By Pat Remick
Nine family members hovered around the bed of Donald C. Cheney when his breathing gave a sense that the end was near for the 85-year-old man known for his quick wit, irascibility and pure joy of living.
Don opened his eyes, glanced around his bed and said, “Do you people know something I don’t?”
Did you laugh out loud? I did when I read this gem in the recent obituary of the former Marine, National Rifle Association supporter and 67-year member of the Boy Scouts who’d played on the 1938 undefeated Dover, NH, High School state championship team.
Although I didn't know Don or any of his relatives, the joke catapulted his death notice onto my list of memorable obituaries. It also made me wish I’d met him. He was funny to the end.
I love obituaries. Every time I pick up a newspaper, I quickly turn to the obituary page even though more often than not, I have no connection to the deceased or the survivors.

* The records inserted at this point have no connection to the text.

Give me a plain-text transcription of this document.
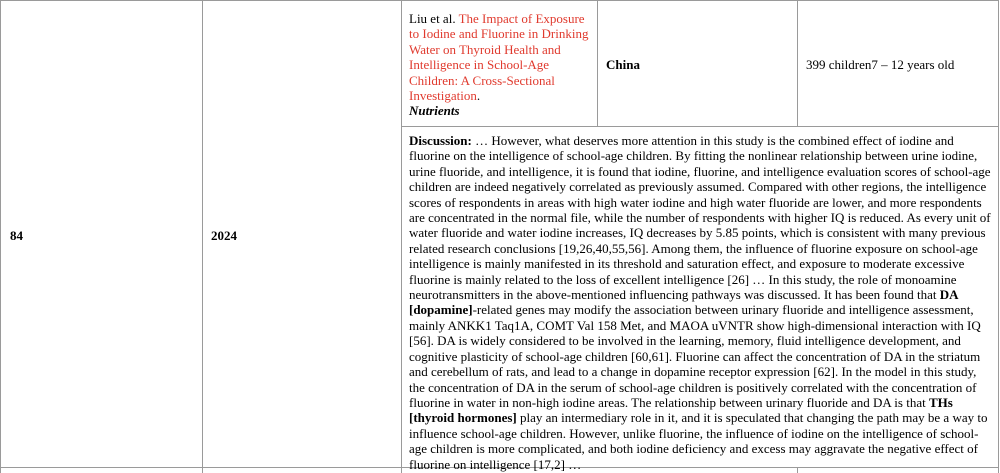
84	2024
Liu et al. The Impact of Exposure to Iodine and Fluorine in Drinking Water on Thyroid Health and Intelligence in School-Age Children: A Cross-Sectional Investigation.
Nutrients
China	399 children7 – 12 years old

Discussion: … However, what deserves more attention in this study is the combined effect of iodine and fluorine on the intelligence of school-age children. By fitting the nonlinear relationship between urine iodine, urine fluoride, and intelligence, it is found that iodine, fluorine, and intelligence evaluation scores of school-age children are indeed negatively correlated as previously assumed. Compared with other regions, the intelligence scores of respondents in areas with high water iodine and high water fluoride are lower, and more respondents are concentrated in the normal file, while the number of respondents with higher IQ is reduced. As every unit of water fluoride and water iodine increases, IQ decreases by 5.85 points, which is consistent with many previous related research conclusions [19,26,40,55,56]. Among them, the influence of fluorine exposure on school-age intelligence is mainly manifested in its threshold and saturation effect, and exposure to moderate excessive fluorine is mainly related to the loss of excellent intelligence [26] … In this study, the role of monoamine neurotransmitters in the above-mentioned influencing pathways was discussed. It has been found that DA [dopamine]-related genes may modify the association between urinary fluoride and intelligence assessment, mainly ANKK1 Taq1A, COMT Val 158 Met, and MAOA uVNTR show high-dimensional interaction with IQ [56]. DA is widely considered to be involved in the learning, memory, fluid intelligence development, and cognitive plasticity of school-age children [60,61]. Fluorine can affect the concentration of DA in the striatum and cerebellum of rats, and lead to a change in dopamine receptor expression [62]. In the model in this study, the concentration of DA in the serum of school-age children is positively correlated with the concentration of fluorine in water in non-high iodine areas. The relationship between urinary fluoride and DA is that THs [thyroid hormones] play an intermediary role in it, and it is speculated that changing the path may be a way to influence school-age children. However, unlike fluorine, the influence of iodine on the intelligence of school-age children is more complicated, and both iodine deficiency and excess may aggravate the negative effect of fluorine on intelligence [17,2] …
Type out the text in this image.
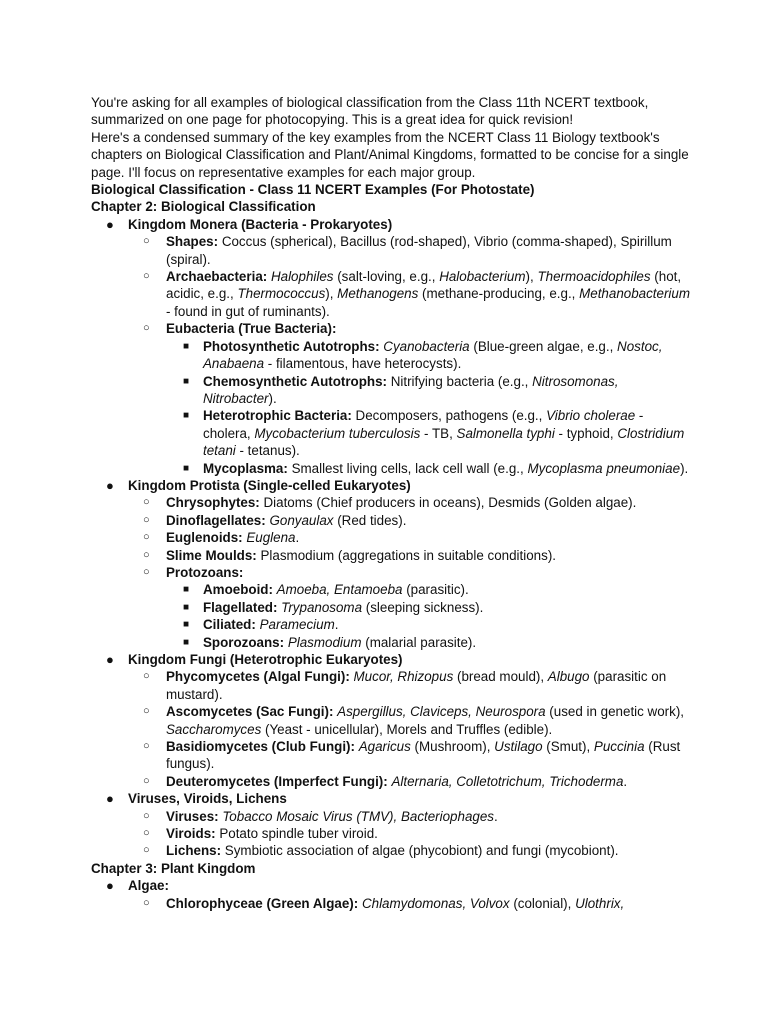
You're asking for all examples of biological classification from the Class 11th NCERT textbook, summarized on one page for photocopying. This is a great idea for quick revision!

Here's a condensed summary of the key examples from the NCERT Class 11 Biology textbook's chapters on Biological Classification and Plant/Animal Kingdoms, formatted to be concise for a single page. I'll focus on representative examples for each major group.

Biological Classification - Class 11 NCERT Examples (For Photostate)

Chapter 2: Biological Classification

● Kingdom Monera (Bacteria - Prokaryotes)
○ Shapes: Coccus (spherical), Bacillus (rod-shaped), Vibrio (comma-shaped), Spirillum (spiral).
○ Archaebacteria: Halophiles (salt-loving, e.g., Halobacterium), Thermoacidophiles (hot, acidic, e.g., Thermococcus), Methanogens (methane-producing, e.g., Methanobacterium - found in gut of ruminants).
○ Eubacteria (True Bacteria):
■ Photosynthetic Autotrophs: Cyanobacteria (Blue-green algae, e.g., Nostoc, Anabaena - filamentous, have heterocysts).
■ Chemosynthetic Autotrophs: Nitrifying bacteria (e.g., Nitrosomonas, Nitrobacter).
■ Heterotrophic Bacteria: Decomposers, pathogens (e.g., Vibrio cholerae - cholera, Mycobacterium tuberculosis - TB, Salmonella typhi - typhoid, Clostridium tetani - tetanus).
■ Mycoplasma: Smallest living cells, lack cell wall (e.g., Mycoplasma pneumoniae).
● Kingdom Protista (Single-celled Eukaryotes)
○ Chrysophytes: Diatoms (Chief producers in oceans), Desmids (Golden algae).
○ Dinoflagellates: Gonyaulax (Red tides).
○ Euglenoids: Euglena.
○ Slime Moulds: Plasmodium (aggregations in suitable conditions).
○ Protozoans:
■ Amoeboid: Amoeba, Entamoeba (parasitic).
■ Flagellated: Trypanosoma (sleeping sickness).
■ Ciliated: Paramecium.
■ Sporozoans: Plasmodium (malarial parasite).
● Kingdom Fungi (Heterotrophic Eukaryotes)
○ Phycomycetes (Algal Fungi): Mucor, Rhizopus (bread mould), Albugo (parasitic on mustard).
○ Ascomycetes (Sac Fungi): Aspergillus, Claviceps, Neurospora (used in genetic work), Saccharomyces (Yeast - unicellular), Morels and Truffles (edible).
○ Basidiomycetes (Club Fungi): Agaricus (Mushroom), Ustilago (Smut), Puccinia (Rust fungus).
○ Deuteromycetes (Imperfect Fungi): Alternaria, Colletotrichum, Trichoderma.
● Viruses, Viroids, Lichens
○ Viruses: Tobacco Mosaic Virus (TMV), Bacteriophages.
○ Viroids: Potato spindle tuber viroid.
○ Lichens: Symbiotic association of algae (phycobiont) and fungi (mycobiont).

Chapter 3: Plant Kingdom

● Algae:
○ Chlorophyceae (Green Algae): Chlamydomonas, Volvox (colonial), Ulothrix,
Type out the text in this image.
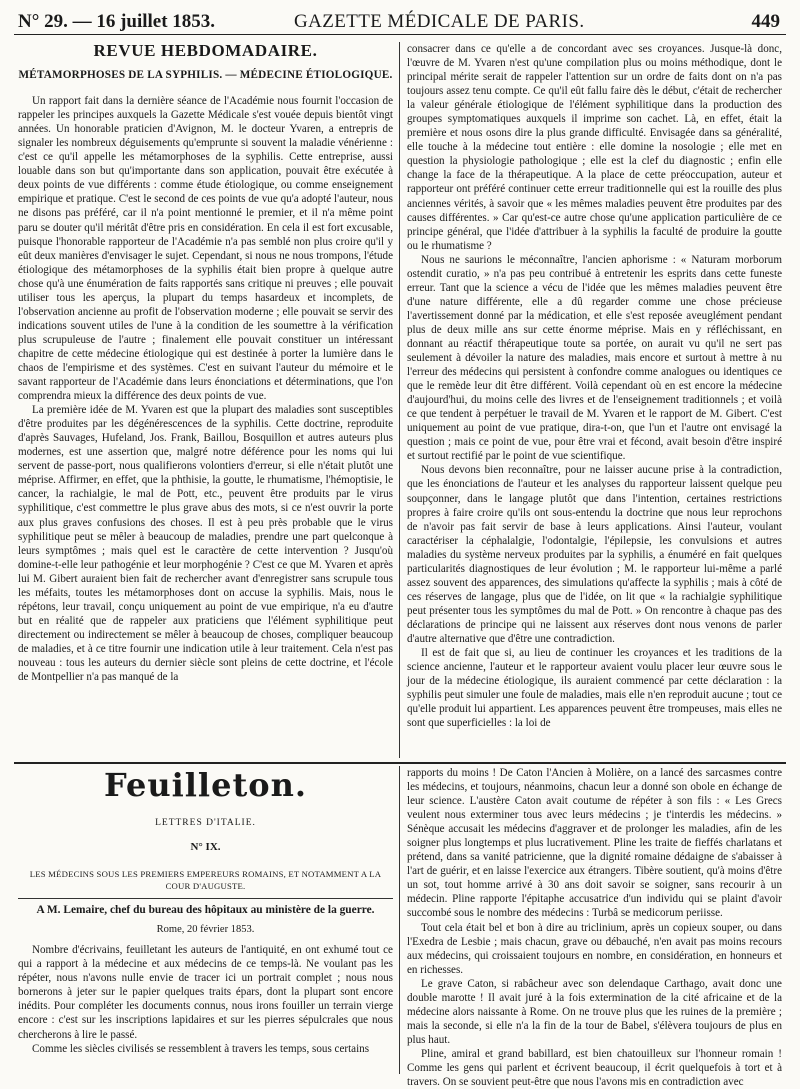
N° 29. — 16 juillet 1853.	GAZETTE MÉDICALE DE PARIS.	449
REVUE HEBDOMADAIRE.
MÉTAMORPHOSES DE LA SYPHILIS. — MÉDECINE ÉTIOLOGIQUE.

Un rapport fait dans la dernière séance de l'Académie nous fournit l'occasion de rappeler les principes auxquels la Gazette Médicale s'est vouée depuis bientôt vingt années. Un honorable praticien d'Avignon, M. le docteur Yvaren, a entrepris de signaler les nombreux déguisements qu'emprunte si souvent la maladie vénérienne : c'est ce qu'il appelle les métamorphoses de la syphilis. Cette entreprise, aussi louable dans son but qu'importante dans son application, pouvait être exécutée à deux points de vue différents : comme étude étiologique, ou comme enseignement empirique et pratique. C'est le second de ces points de vue qu'a adopté l'auteur, nous ne disons pas préféré, car il n'a point mentionné le premier, et il n'a même point paru se douter qu'il méritât d'être pris en considération. En cela il est fort excusable, puisque l'honorable rapporteur de l'Académie n'a pas semblé non plus croire qu'il y eût deux manières d'envisager le sujet. Cependant, si nous ne nous trompons, l'étude étiologique des métamorphoses de la syphilis était bien propre à quelque autre chose qu'à une énumération de faits rapportés sans critique ni preuves ; elle pouvait utiliser tous les aperçus, la plupart du temps hasardeux et incomplets, de l'observation ancienne au profit de l'observation moderne ; elle pouvait se servir des indications souvent utiles de l'une à la condition de les soumettre à la vérification plus scrupuleuse de l'autre ; finalement elle pouvait constituer un intéressant chapitre de cette médecine étiologique qui est destinée à porter la lumière dans le chaos de l'empirisme et des systèmes. C'est en suivant l'auteur du mémoire et le savant rapporteur de l'Académie dans leurs énonciations et déterminations, que l'on comprendra mieux la différence des deux points de vue.

La première idée de M. Yvaren est que la plupart des maladies sont susceptibles d'être produites par les dégénérescences de la syphilis. Cette doctrine, reproduite d'après Sauvages, Hufeland, Jos. Frank, Baillou, Bosquillon et autres auteurs plus modernes, est une assertion que, malgré notre déférence pour les noms qui lui servent de passe-port, nous qualifierons volontiers d'erreur, si elle n'était plutôt une méprise. Affirmer, en effet, que la phthisie, la goutte, le rhumatisme, l'hémoptisie, le cancer, la rachialgie, le mal de Pott, etc., peuvent être produits par le virus syphilitique, c'est commettre le plus grave abus des mots, si ce n'est ouvrir la porte aux plus graves confusions des choses. Il est à peu près probable que le virus syphilitique peut se mêler à beaucoup de maladies, prendre une part quelconque à leurs symptômes ; mais quel est le caractère de cette intervention ? Jusqu'où domine-t-elle leur pathogénie et leur morphogénie ? C'est ce que M. Yvaren et après lui M. Gibert auraient bien fait de rechercher avant d'enregistrer sans scrupule tous les méfaits, toutes les métamorphoses dont on accuse la syphilis. Mais, nous le répétons, leur travail, conçu uniquement au point de vue empirique, n'a eu d'autre but en réalité que de rappeler aux praticiens que l'élément syphilitique peut directement ou indirectement se mêler à beaucoup de choses, compliquer beaucoup de maladies, et à ce titre fournir une indication utile à leur traitement. Cela n'est pas nouveau : tous les auteurs du dernier siècle sont pleins de cette doctrine, et l'école de Montpellier n'a pas manqué de la

consacrer dans ce qu'elle a de concordant avec ses croyances. Jusque-là donc, l'œuvre de M. Yvaren n'est qu'une compilation plus ou moins méthodique, dont le principal mérite serait de rappeler l'attention sur un ordre de faits dont on n'a pas toujours assez tenu compte. Ce qu'il eût fallu faire dès le début, c'était de rechercher la valeur générale étiologique de l'élément syphilitique dans la production des groupes symptomatiques auxquels il imprime son cachet. Là, en effet, était la première et nous osons dire la plus grande difficulté. Envisagée dans sa généralité, elle touche à la médecine tout entière : elle domine la nosologie ; elle met en question la physiologie pathologique ; elle est la clef du diagnostic ; enfin elle change la face de la thérapeutique. A la place de cette préoccupation, auteur et rapporteur ont préféré continuer cette erreur traditionnelle qui est la rouille des plus anciennes vérités, à savoir que « les mêmes maladies peuvent être produites par des causes différentes. » Car qu'est-ce autre chose qu'une application particulière de ce principe général, que l'idée d'attribuer à la syphilis la faculté de produire la goutte ou le rhumatisme ?

Nous ne saurions le méconnaître, l'ancien aphorisme : « Naturam morborum ostendit curatio, » n'a pas peu contribué à entretenir les esprits dans cette funeste erreur. Tant que la science a vécu de l'idée que les mêmes maladies peuvent être d'une nature différente, elle a dû regarder comme une chose précieuse l'avertissement donné par la médication, et elle s'est reposée aveuglément pendant plus de deux mille ans sur cette énorme méprise. Mais en y réfléchissant, en donnant au réactif thérapeutique toute sa portée, on aurait vu qu'il ne sert pas seulement à dévoiler la nature des maladies, mais encore et surtout à mettre à nu l'erreur des médecins qui persistent à confondre comme analogues ou identiques ce que le remède leur dit être différent. Voilà cependant où en est encore la médecine d'aujourd'hui, du moins celle des livres et de l'enseignement traditionnels ; et voilà ce que tendent à perpétuer le travail de M. Yvaren et le rapport de M. Gibert. C'est uniquement au point de vue pratique, dira-t-on, que l'un et l'autre ont envisagé la question ; mais ce point de vue, pour être vrai et fécond, avait besoin d'être inspiré et surtout rectifié par le point de vue scientifique.

Nous devons bien reconnaître, pour ne laisser aucune prise à la contradiction, que les énonciations de l'auteur et les analyses du rapporteur laissent quelque peu soupçonner, dans le langage plutôt que dans l'intention, certaines restrictions propres à faire croire qu'ils ont sous-entendu la doctrine que nous leur reprochons de n'avoir pas fait servir de base à leurs applications. Ainsi l'auteur, voulant caractériser la céphalalgie, l'odontalgie, l'épilepsie, les convulsions et autres maladies du système nerveux produites par la syphilis, a énuméré en fait quelques particularités diagnostiques de leur évolution ; M. le rapporteur lui-même a parlé assez souvent des apparences, des simulations qu'affecte la syphilis ; mais à côté de ces réserves de langage, plus que de l'idée, on lit que « la rachialgie syphilitique peut présenter tous les symptômes du mal de Pott. » On rencontre à chaque pas des déclarations de principe qui ne laissent aux réserves dont nous venons de parler d'autre alternative que d'être une contradiction.

Il est de fait que si, au lieu de continuer les croyances et les traditions de la science ancienne, l'auteur et le rapporteur avaient voulu placer leur œuvre sous le jour de la médecine étiologique, ils auraient commencé par cette déclaration : la syphilis peut simuler une foule de maladies, mais elle n'en reproduit aucune ; tout ce qu'elle produit lui appartient. Les apparences peuvent être trompeuses, mais elles ne sont que superficielles : la loi de

Feuilleton.
LETTRES D'ITALIE.
N° IX.
LES MÉDECINS SOUS LES PREMIERS EMPEREURS ROMAINS, ET NOTAMMENT A LA COUR D'AUGUSTE.
A M. Lemaire, chef du bureau des hôpitaux au ministère de la guerre.
Rome, 20 février 1853.

Nombre d'écrivains, feuilletant les auteurs de l'antiquité, en ont exhumé tout ce qui a rapport à la médecine et aux médecins de ce temps-là. Ne voulant pas les répéter, nous n'avons nulle envie de tracer ici un portrait complet ; nous nous bornerons à jeter sur le papier quelques traits épars, dont la plupart sont encore inédits. Pour compléter les documents connus, nous irons fouiller un terrain vierge encore : c'est sur les inscriptions lapidaires et sur les pierres sépulcrales que nous chercherons à lire le passé.

Comme les siècles civilisés se ressemblent à travers les temps, sous certains

rapports du moins ! De Caton l'Ancien à Molière, on a lancé des sarcasmes contre les médecins, et toujours, néanmoins, chacun leur a donné son obole en échange de leur science. L'austère Caton avait coutume de répéter à son fils : « Les Grecs veulent nous exterminer tous avec leurs médecins ; je t'interdis les médecins. » Sénèque accusait les médecins d'aggraver et de prolonger les maladies, afin de les soigner plus longtemps et plus lucrativement. Pline les traite de fieffés charlatans et prétend, dans sa vanité patricienne, que la dignité romaine dédaigne de s'abaisser à l'art de guérir, et en laisse l'exercice aux étrangers. Tibère soutient, qu'à moins d'être un sot, tout homme arrivé à 30 ans doit savoir se soigner, sans recourir à un médecin. Pline rapporte l'épitaphe accusatrice d'un individu qui se plaint d'avoir succombé sous le nombre des médecins : Turbâ se medicorum periisse.

Tout cela était bel et bon à dire au triclinium, après un copieux souper, ou dans l'Exedra de Lesbie ; mais chacun, grave ou débauché, n'en avait pas moins recours aux médecins, qui croissaient toujours en nombre, en considération, en honneurs et en richesses.

Le grave Caton, si rabâcheur avec son delendaque Carthago, avait donc une double marotte ! Il avait juré à la fois extermination de la cité africaine et de la médecine alors naissante à Rome. On ne trouve plus que les ruines de la première ; mais la seconde, si elle n'a la fin de la tour de Babel, s'élèvera toujours de plus en plus haut.

Pline, amiral et grand babillard, est bien chatouilleux sur l'honneur romain ! Comme les gens qui parlent et écrivent beaucoup, il écrit quelquefois à tort et à travers. On se souvient peut-être que nous l'avons mis en contradiction avec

Only recently did it occur to me why I am such a fan: obituaries are wonderful stories. Some are better written than popular novels and I suspect more than a few are just as fictional. As a writer, I am always intrigued by the type of information that ends up in an obituary -- and often wonder about who and what are left out, and why.
I believe an obituary represents a small snapshot of a life. It’s supposed to be a portrait of a person – but it’s also a history related by the surviving family and friends as they viewed it, and oftentimes it's composed by strangers at a newspaper or a funeral home.
Obituaries can be a great tool for mystery writers. They can help generate plots and character development. They can be a source of names for the people and settings of our stories. And they offer clues about lives well lived and good deaths, as well as the bad.
I’m especially fond of obituaries, like Don’s, that surprise me or make me laugh (not unlike the main character in my novel-in-progress who enjoys them so much that she reads them aloud to her dog).
For example, I appreciated the death notice about a man who requested that in lieu of flowers, his grieving friends and relatives vote for Al Gore for president. I laughed at the obituary for the gentleman who served as treasurer of the local sewer district for 23 years, “during which time there was continuous flow.”
Another favorite was the obituary for a woman who put “three meals on the table nearly every day for more than 70 years, although cooking was not as interesting to her as reading, snowshoeing, wildflower identification and bird watching.” I wish I’d had the opportunity to suggest she teach other family members to cook or learn to love takeout.
I also enjoy learning about hobbies of the deceased. It amazes me how many in New England are ice fishermen or knitting enthusiasts. Not long ago I read about a man whose hobby was visiting Dunkin’ Donuts shops. I don’t want to be critical of the dead, but that does not seem like a legitimate hobby. It’s not like there’s an official group for DD fans like the National Association of Watch and Clock Collectors, or a Family Motor Coach Association – two groups I learned about from obituaries. Furthermore regarding hobbies, I don’t think listing a person’s only pastime as spending time at the mall (as I read in one obituary) puts her in the best light.
Here in my part of the world, so many of the departed were fans of professional sports teams like the Red Sox, Patriots and Celtics that I’ve often wondered if their organizations send sympathy cards or ever worry about losing fans to the great beyond.
I do take comfort in knowing that most of the deceased will be “dearly missed,” if you are to believe their obituaries. I doubt the man who had a “crusty exterior although some people suspected he might possibly have had a softer side” was among them, however.
Being such an aficionado of obituaries and not entirely confident my survivors will put my life in the best light, I’d already composed my own. I thought it was just fine until I read Don’s obituary. I think I’d like someone to laugh out loud at my obituary, too.
How about you? Have you ever thought about what you want your obituary to say?